Molti pensano che nessun politico razionale darebbe l’ordine di lanciare bombe atomiche contro il nemico, pena la sua stessa distruzione. Ma la teoria delle decisioni ha da decenni messo in luce che gli esseri umani tutto sono fuorché razionali. La paura, la sottovalutazione del rischio in nome delle abitudini, l’umiliazione, l’errore fanno parte del comportamento quotidiano di ciascuno di noi e spiegano la grande parte delle decisioni prese per affrontare i problemi. Un Putin sconfitto magari con la Nato che entra in territorio russo che cosa farebbe persa ogni speranza di sopravvivenza? Perché dovrebbe fare la fine di Saddam senza portare nella tomba anche i suoi nemici? Oppure un Biden, preso da senilità, per lasciare memoria ai posteri del suo coraggio perché non dovrebbe andare oltre la linea rossa che separa la vita e la distruzione dell’umanità?

Fino a oggi i media hanno fatto accenni superficiali agli effetti di una guerra nucleare. Forse converrebbe che i cittadini si informassero bene per scoprire che un fungo atomico non è solo una fotografia da scambiarsi su Istagram o Facebook. Gli abitanti del nordest per esempio dovrebbero informarsi sul fatto che un attacco su Aviano in Friuli comporterebbe la scomparsa della vita umana in tutte le regioni confinanti nel giro di pochi giorni. Lo stesso vale per i residenti nel raggio di cento chilometri dalle basi Nato dislocate su tutto il territorio nazionale. Peggio andrebbe però per i sopravvissuti, perché la morte per radiazioni causa agonie dolorosissime di cui gli abitanti di Nagasaki e Hiroshima rimasti in vita dopo l’attacco nucleare americano possono offrire drammatica testimonianza.

L’unico auspicio in questo scenario di follia collettiva è che qualche partito, non fosse altro che motivi elettorali, faccia propria la bandiera del neutralismo e faccia cadere il governo del premier più pericoloso che la storia d’Italia abbia mai avuto.
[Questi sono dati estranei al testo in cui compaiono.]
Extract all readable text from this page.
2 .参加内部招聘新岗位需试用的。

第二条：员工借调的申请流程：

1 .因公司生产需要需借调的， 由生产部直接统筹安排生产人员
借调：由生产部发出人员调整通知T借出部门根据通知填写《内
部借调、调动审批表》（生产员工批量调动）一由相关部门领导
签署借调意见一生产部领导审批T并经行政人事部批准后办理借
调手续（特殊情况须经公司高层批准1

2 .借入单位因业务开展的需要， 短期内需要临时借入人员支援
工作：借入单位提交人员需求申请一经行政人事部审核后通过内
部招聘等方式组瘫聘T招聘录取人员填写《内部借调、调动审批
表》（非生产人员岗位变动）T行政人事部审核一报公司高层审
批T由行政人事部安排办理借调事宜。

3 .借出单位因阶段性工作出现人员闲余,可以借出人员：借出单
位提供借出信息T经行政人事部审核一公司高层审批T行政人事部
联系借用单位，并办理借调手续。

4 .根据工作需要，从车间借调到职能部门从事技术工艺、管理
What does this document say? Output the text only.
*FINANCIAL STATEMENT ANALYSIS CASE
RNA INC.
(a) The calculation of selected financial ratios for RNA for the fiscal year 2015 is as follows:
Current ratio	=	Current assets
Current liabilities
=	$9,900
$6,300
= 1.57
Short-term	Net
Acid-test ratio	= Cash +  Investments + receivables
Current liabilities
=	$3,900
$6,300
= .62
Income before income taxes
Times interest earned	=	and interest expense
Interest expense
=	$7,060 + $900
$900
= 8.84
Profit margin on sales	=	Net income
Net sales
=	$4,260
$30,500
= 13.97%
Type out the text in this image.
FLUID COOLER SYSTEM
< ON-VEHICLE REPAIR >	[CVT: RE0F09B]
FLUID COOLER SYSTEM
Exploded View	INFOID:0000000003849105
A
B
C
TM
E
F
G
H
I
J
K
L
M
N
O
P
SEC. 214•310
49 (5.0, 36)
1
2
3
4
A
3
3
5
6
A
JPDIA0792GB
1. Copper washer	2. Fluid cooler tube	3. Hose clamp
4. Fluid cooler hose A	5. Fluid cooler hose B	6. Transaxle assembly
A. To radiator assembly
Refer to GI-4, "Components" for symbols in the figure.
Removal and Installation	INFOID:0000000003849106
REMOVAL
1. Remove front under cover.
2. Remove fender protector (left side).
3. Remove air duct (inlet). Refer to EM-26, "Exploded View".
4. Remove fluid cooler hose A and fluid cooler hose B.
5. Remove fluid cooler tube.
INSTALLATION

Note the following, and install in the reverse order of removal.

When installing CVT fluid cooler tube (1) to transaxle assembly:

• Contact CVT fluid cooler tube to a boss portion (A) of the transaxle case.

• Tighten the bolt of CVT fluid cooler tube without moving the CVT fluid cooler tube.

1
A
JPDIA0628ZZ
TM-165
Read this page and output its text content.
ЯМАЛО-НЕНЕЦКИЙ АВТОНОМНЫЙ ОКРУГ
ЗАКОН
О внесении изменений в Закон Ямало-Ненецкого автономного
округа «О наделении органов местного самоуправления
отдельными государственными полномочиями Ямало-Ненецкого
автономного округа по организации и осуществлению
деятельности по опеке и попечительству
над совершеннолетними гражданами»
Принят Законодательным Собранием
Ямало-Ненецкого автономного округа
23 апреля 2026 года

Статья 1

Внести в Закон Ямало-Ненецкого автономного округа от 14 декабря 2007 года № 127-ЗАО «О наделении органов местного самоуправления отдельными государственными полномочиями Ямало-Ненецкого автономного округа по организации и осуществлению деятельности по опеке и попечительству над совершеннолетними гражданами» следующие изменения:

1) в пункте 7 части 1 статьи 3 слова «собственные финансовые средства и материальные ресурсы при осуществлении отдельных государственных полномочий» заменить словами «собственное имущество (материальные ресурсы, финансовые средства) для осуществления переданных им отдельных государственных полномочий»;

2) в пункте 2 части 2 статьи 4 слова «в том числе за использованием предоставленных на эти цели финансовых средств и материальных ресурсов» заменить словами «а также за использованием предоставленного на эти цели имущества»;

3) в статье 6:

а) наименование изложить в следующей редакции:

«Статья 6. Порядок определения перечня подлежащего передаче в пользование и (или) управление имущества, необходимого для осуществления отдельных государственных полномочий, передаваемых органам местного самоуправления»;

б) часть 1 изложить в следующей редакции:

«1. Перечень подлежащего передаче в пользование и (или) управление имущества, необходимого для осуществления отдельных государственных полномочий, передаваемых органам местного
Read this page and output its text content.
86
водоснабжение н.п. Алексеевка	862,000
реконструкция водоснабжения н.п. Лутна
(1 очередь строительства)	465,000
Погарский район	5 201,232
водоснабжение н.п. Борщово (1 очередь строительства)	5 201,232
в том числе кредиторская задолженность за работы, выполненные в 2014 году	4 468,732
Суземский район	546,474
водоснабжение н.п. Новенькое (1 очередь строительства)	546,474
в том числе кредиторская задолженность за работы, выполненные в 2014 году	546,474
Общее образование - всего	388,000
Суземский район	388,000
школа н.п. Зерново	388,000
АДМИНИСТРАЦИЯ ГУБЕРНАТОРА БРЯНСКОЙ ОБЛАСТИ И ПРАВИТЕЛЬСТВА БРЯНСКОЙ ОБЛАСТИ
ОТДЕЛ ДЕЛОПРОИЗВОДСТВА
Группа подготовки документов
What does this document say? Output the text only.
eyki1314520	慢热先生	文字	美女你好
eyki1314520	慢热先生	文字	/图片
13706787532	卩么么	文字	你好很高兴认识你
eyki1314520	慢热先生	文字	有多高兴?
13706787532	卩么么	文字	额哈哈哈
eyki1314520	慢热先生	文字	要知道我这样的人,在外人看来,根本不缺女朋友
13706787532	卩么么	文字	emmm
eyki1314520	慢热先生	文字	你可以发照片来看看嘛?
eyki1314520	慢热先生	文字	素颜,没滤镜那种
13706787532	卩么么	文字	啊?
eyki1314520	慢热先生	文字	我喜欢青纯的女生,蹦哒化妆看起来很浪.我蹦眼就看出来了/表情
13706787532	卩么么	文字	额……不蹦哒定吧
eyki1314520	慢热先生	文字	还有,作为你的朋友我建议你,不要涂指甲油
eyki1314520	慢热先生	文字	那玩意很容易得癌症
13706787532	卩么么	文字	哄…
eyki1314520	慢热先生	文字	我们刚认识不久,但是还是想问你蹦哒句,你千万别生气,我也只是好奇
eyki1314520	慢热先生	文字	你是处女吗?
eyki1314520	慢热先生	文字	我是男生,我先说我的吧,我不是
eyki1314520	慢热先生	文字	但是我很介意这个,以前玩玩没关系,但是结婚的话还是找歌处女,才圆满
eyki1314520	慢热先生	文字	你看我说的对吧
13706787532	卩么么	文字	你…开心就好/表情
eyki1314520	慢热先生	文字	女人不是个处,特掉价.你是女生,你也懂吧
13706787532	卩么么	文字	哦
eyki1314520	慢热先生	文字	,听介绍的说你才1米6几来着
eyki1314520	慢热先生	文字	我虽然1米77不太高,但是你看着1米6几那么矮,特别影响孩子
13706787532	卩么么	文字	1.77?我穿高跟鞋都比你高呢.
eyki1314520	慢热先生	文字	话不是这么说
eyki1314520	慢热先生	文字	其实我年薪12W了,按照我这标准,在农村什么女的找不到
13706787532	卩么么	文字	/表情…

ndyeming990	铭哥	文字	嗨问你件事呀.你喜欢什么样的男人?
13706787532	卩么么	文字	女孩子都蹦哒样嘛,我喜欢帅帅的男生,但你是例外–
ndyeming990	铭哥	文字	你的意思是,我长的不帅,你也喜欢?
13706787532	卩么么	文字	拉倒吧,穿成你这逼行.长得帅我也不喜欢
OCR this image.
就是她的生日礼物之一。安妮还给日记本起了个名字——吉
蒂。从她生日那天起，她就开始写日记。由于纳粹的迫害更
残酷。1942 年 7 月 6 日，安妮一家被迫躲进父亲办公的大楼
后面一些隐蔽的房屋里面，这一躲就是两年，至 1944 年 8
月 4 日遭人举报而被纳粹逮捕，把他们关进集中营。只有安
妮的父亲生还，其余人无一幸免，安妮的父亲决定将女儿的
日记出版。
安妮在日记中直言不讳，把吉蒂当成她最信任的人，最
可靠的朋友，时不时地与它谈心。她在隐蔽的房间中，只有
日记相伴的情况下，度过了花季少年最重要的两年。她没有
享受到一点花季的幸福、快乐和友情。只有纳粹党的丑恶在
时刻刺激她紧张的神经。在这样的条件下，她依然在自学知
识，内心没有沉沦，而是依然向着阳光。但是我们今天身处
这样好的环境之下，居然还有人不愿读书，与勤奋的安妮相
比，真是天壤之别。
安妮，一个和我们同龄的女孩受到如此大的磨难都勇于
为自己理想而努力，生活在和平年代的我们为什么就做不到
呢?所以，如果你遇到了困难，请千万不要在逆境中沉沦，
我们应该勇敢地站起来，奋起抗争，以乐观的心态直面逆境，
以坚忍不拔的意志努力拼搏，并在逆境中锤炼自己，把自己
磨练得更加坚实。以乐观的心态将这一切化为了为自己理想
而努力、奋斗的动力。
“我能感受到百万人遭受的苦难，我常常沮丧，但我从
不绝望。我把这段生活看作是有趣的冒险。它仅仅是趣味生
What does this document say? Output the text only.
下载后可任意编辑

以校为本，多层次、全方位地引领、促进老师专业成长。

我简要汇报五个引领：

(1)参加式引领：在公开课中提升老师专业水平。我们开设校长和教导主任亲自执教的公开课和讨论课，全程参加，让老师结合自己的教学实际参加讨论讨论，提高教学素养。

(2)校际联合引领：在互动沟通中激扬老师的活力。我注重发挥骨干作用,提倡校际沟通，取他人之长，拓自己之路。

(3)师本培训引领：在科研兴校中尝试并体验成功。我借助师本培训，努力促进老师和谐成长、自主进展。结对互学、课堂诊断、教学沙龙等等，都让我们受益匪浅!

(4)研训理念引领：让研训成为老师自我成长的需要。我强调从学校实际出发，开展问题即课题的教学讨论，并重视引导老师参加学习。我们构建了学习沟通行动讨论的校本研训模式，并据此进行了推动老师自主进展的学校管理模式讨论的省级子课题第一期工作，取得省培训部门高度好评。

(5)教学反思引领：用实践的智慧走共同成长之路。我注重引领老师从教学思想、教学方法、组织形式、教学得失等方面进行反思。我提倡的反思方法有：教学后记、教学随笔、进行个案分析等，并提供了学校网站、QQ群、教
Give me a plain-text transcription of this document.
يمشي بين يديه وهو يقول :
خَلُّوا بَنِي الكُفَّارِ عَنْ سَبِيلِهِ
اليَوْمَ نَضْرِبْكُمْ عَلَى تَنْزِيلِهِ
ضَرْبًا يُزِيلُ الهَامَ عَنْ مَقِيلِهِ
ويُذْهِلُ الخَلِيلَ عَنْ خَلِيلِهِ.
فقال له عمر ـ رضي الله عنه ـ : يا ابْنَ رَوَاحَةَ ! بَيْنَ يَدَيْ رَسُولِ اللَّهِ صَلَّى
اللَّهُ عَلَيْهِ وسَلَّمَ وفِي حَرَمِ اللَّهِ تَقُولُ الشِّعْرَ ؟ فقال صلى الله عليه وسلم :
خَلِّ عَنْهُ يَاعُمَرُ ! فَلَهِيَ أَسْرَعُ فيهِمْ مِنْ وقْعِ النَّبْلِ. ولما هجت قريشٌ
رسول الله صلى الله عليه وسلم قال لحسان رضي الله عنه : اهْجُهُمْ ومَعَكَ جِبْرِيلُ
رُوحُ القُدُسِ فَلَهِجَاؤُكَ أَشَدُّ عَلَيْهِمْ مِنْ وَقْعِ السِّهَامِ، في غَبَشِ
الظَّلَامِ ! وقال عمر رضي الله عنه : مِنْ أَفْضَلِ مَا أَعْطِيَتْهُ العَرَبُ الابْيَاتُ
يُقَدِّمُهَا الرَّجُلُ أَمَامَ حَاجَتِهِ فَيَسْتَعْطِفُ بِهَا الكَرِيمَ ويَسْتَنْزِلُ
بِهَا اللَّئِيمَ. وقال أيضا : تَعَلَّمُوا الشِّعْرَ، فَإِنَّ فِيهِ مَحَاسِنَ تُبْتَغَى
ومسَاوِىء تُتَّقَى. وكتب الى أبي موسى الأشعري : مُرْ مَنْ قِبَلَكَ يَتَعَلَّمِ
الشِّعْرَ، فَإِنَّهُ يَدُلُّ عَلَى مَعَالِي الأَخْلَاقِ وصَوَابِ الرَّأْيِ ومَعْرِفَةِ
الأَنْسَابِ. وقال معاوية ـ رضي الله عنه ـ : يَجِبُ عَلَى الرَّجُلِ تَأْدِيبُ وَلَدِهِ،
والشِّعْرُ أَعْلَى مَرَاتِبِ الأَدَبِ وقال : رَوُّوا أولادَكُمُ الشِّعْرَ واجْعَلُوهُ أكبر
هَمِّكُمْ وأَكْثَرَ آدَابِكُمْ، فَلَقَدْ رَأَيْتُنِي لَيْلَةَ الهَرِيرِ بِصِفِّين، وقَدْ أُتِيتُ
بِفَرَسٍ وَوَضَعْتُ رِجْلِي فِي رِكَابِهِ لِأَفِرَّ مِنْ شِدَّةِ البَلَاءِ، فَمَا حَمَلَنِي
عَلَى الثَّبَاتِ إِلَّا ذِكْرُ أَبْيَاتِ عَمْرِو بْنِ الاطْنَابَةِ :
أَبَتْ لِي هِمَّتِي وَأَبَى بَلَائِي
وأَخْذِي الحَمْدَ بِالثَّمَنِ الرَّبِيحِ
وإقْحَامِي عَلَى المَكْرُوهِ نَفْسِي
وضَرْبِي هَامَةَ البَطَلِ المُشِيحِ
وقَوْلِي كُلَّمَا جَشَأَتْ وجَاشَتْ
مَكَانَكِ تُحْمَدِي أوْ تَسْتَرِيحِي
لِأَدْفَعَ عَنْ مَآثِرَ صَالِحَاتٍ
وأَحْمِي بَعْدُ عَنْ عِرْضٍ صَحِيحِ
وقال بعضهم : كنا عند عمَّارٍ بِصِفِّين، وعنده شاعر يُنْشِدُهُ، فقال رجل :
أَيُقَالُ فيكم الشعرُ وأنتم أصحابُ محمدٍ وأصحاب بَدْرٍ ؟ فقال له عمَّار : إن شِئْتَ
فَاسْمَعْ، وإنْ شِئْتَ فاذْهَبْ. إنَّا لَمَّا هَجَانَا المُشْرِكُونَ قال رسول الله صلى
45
La ragione nobile è che il paese potrebbe rompere il fronte del bellicismo europeo e svolgere una funzione di mediazione nella guerra, magari facendosi seguire velocemente da altre nazioni.

Una motivazione a cui siamo sicuri la maggior parte degli elettori italici sarebbe molto più sensibile può essere riassunta però più efficacemente nella seguente domanda: perché dobbiamo morire per l’Ucraina? Non per aiutare gli ucraini che con la corsa agli armamenti sono usati solo come carne da macello per interessi economici e geopolitici innominabili. Certo nemmeno per difendere l’Europa dall’assalto di Putin che non ha alcuna convenienza ad aggredire un avversario Nato più forte di lui nella guerra convenzionale. Rimarrebbe come ratio il sacrificio per aiutare le banche e gli investitori che scommettono sulla vendita delle armi. Sinceramente però non pare una buona ragione per morire.

Speriamo che, almeno per amore del proprio tornaconto, qualche politico si svegli e faccia saltare il banco velocemente.